The adoption ofepiscopal insignia pontificalia by abbots was followed by an encroachment on episcopal functions, which had to be specially but ineffectually guarded against by the Lateran council, AD 1123. In the East abbots, whether in priests' orders and with the consent of the bishop, were, as we make-up seen, permitted by the second Nicene council, AD 787, to confer the tonsure and admit to the array of reader; but gradually abbots, in the West also, advanced higher claims, until we find them in AD 1489 permitted by Innocent IV to confer both the subdiaconate and diaconate. Of course, they always and everywhere had the energy of admitting their own monks and vesting them with the religious habit.

The power of the abbot was paternal but absolute, limited, however, by the canon law. One of the leading goals of monasticism was the purgation of self and selfishness, and obedience was seen as a path to that perfection. It was sacred duty to execute the abbot's orders, and even to act without his orders was sometimes considered a transgression. Examples among the Egyptian monks of this submission to the commands of the superiors, exalted into a virtue by those who regarded the entire crushing of the individual will as a goal, are detailed by Cassian and others, e.g. a monk watering a dry stick, day after day, for months, or endeavoring to remove a huge rock immensely exceeding his powers.

When a vacancy occurred, the bishop of the diocese chose the abbot out of the monks of the monastery, but the right of election was transferred by jurisdiction to the monks themselves, reserving to the bishop the confirmation of the election and the benediction of the new abbot. In abbeys exempt from the archbishop's diocesan jurisdiction, the confirmation and benediction had to be conferred by the pope in person, the combine being taxed with the expenses of the new abbot's journey to Rome. It was fundamental that an abbot should be at least 30 years of age, of legitimate birth, a monk of the house for at least 10 years, unless it furnished no suitable candidate, when a liberty was ensures of electing from another monastery, well instructed himself, and professionals such as lawyers and surveyors such(a) as lawyers and surveyors to instruct others, one also who had learned how to command by having practised obedience. In some exceptional cases an abbot was allowed to name his own successor. Cassian speaks of an abbot in Egypt doing this; and in later times we have another example in the case of St Bruno. Popes and sovereigns gradually encroached on the rights of the monks, until in Italy the pope had usurped the nomination of all abbots, and the king in France, with the exception of Cluny, Premontré and other houses, chiefs of their order.
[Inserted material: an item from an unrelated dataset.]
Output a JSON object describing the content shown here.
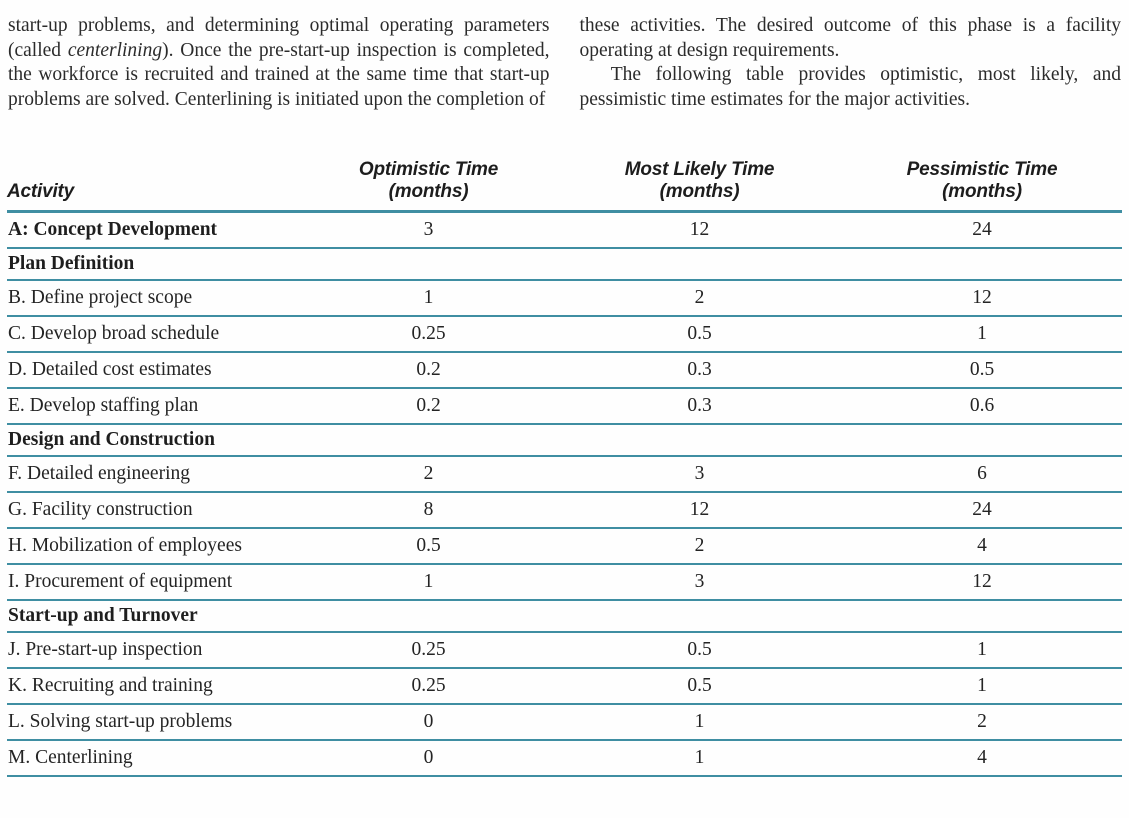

The election was for life, unless the abbot was canonically deprived by the chiefs of his order, or when he was directly subject to them, by the pope or the bishop, and also in England it was for a term of 8–12 years.

The ceremony of the formal admission of a Benedictine abbot in medieval times is thus prescribed by the consuetudinary of Abingdon. The newly elected abbot was to add off his shoes at the door of the church, and go forward barefoot to meet the members of the house advancing in a procession. After proceeding up the nave, he was to kneel and pray at the topmost step of the entrance of the choir, into which he was to be introduced by the bishop or his commissary, and placed in his stall. The monks, then kneeling, gave him the kiss of peace on the hand, and rising, on the mouth, the abbot holding his staff of office. He then add on his shoes in the vestry, and a chapter was held, and the bishop or his delegate preached a suitable sermon.